Jun. 22nd, 2008

flexagon: (putt putt putt)
So I heard last Thursday that Paul Graham had written a new essay about how ambition manifests itself in different cities. I like thinking about cities, and sure enough, I like a couple of quotes from the article.

The people you find in Cambridge are not there by accident. You have to make sacrifices to live there. It's expensive and somewhat grubby, and the weather's often bad. So the kind of people you find in Cambridge are the kind of people who want to live where the smartest people are, even if that means living in an expensive, grubby place with bad weather.

It's not so much that you do whatever a city expects of you, but that you get discouraged when no one around you cares about the same things you do.

But well before reading it I'd already had some good conversations with friends about ambition, and different things ambition can be about. It's a topic it seems I was primed to think about. It was especially good to talk this over with V, a friend from college who was in town last night; I love how old friends make you take a step back (and keep you up talking until 2 in the morning). We talked about how it's funny to still feel ambitious after you realize you don't necessarily want to climb the ol' corporate ladder, or perhaps don't want to be the richest person on earth, but you still feel ambitious and after a long time you start trying to put words to what you're striving for.

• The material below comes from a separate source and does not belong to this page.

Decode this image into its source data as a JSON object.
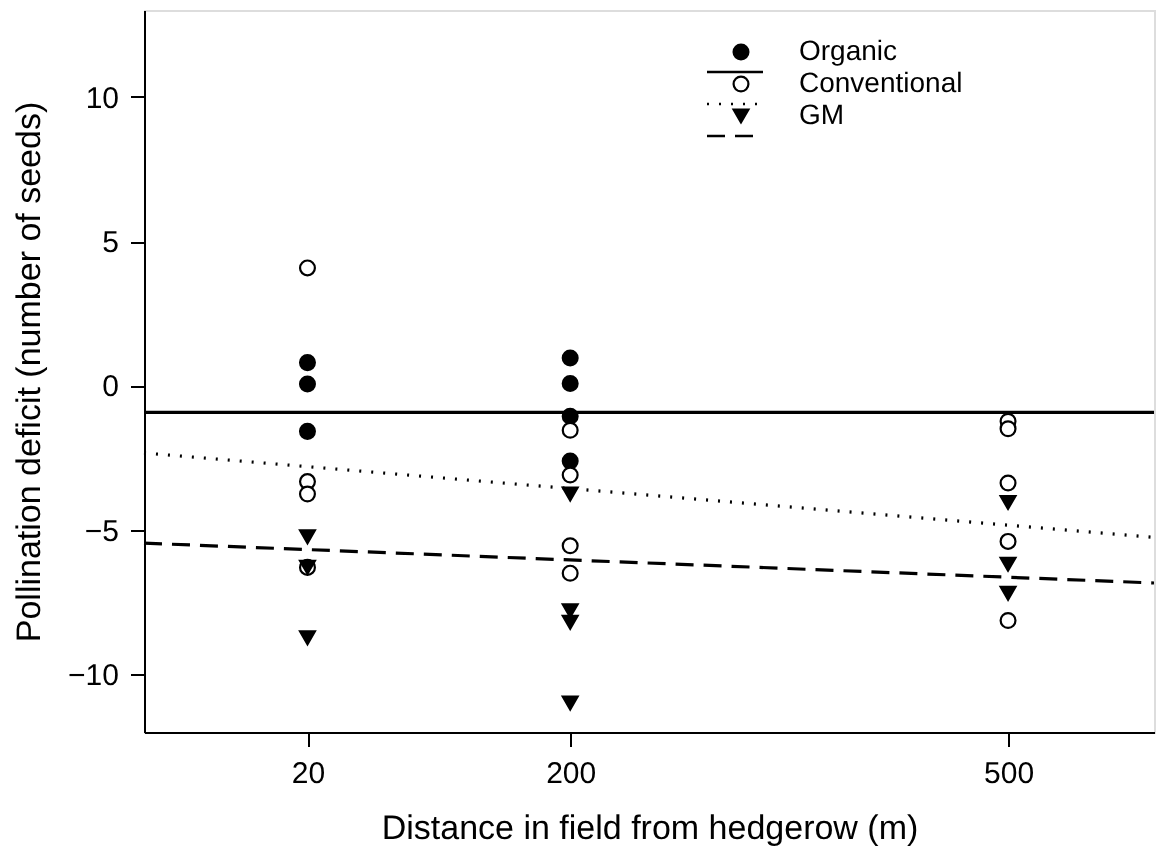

And we talked (and I talked with [livejournal.com profile] dr_alycat also) about families as a focus of ambition. People who want kids and are my age -- and how they fascinate me, especially knowing they're the norm! -- are usually just at the beginning of creating the family that they want. I'm flashing on the Sims 2 suddenly, and how every Sim has one of a few major motivators... one of them is Family... and it struck me yesterday that my no-kids decision makes me a real slacker in this regard! I've achieved my goals for family life already. While they don't seem to me like I'm aiming low (I want to have an awesome marriage and keep it that way, and happy kitties of course), what I've built is definitely less difficult than having and maintaining, say, a close-knit 5-human-being family. I thoroughly love what I have, and I would choose it again and again, but I wonder for the first time if people who are more into family-building might see the whole thing as kind of a stunted effort. I never got how my not wanting kids could appear "sad" to anyone, and have been known to get blindingly furious over the issue... but maybe to some people it just seems slacker-sad, like how I might feel if a bright, competent kid decided not go to college. What do you think; could I be right? It makes so much sense.

I had to go look some things up. In the Sims 2 basic game, the five possible apirations are Knowledge, Fortune, Romance, Popularity, and Family.

And Paul Graham's city-centric essay says So far the complete list of messages I've picked up from cities is: wealth, style, hipness, physical attractiveness, fame, political power, economic power, intelligence, social class, and quality of life. (He follows up with: My immediate reaction to this list is that it makes me slightly queasy, which I find rather endearingly human.)

Isn't it strange that Family didn't make his list at all? But maybe not; he was focusing on cities, after all, which do tend to be otherwise motivated.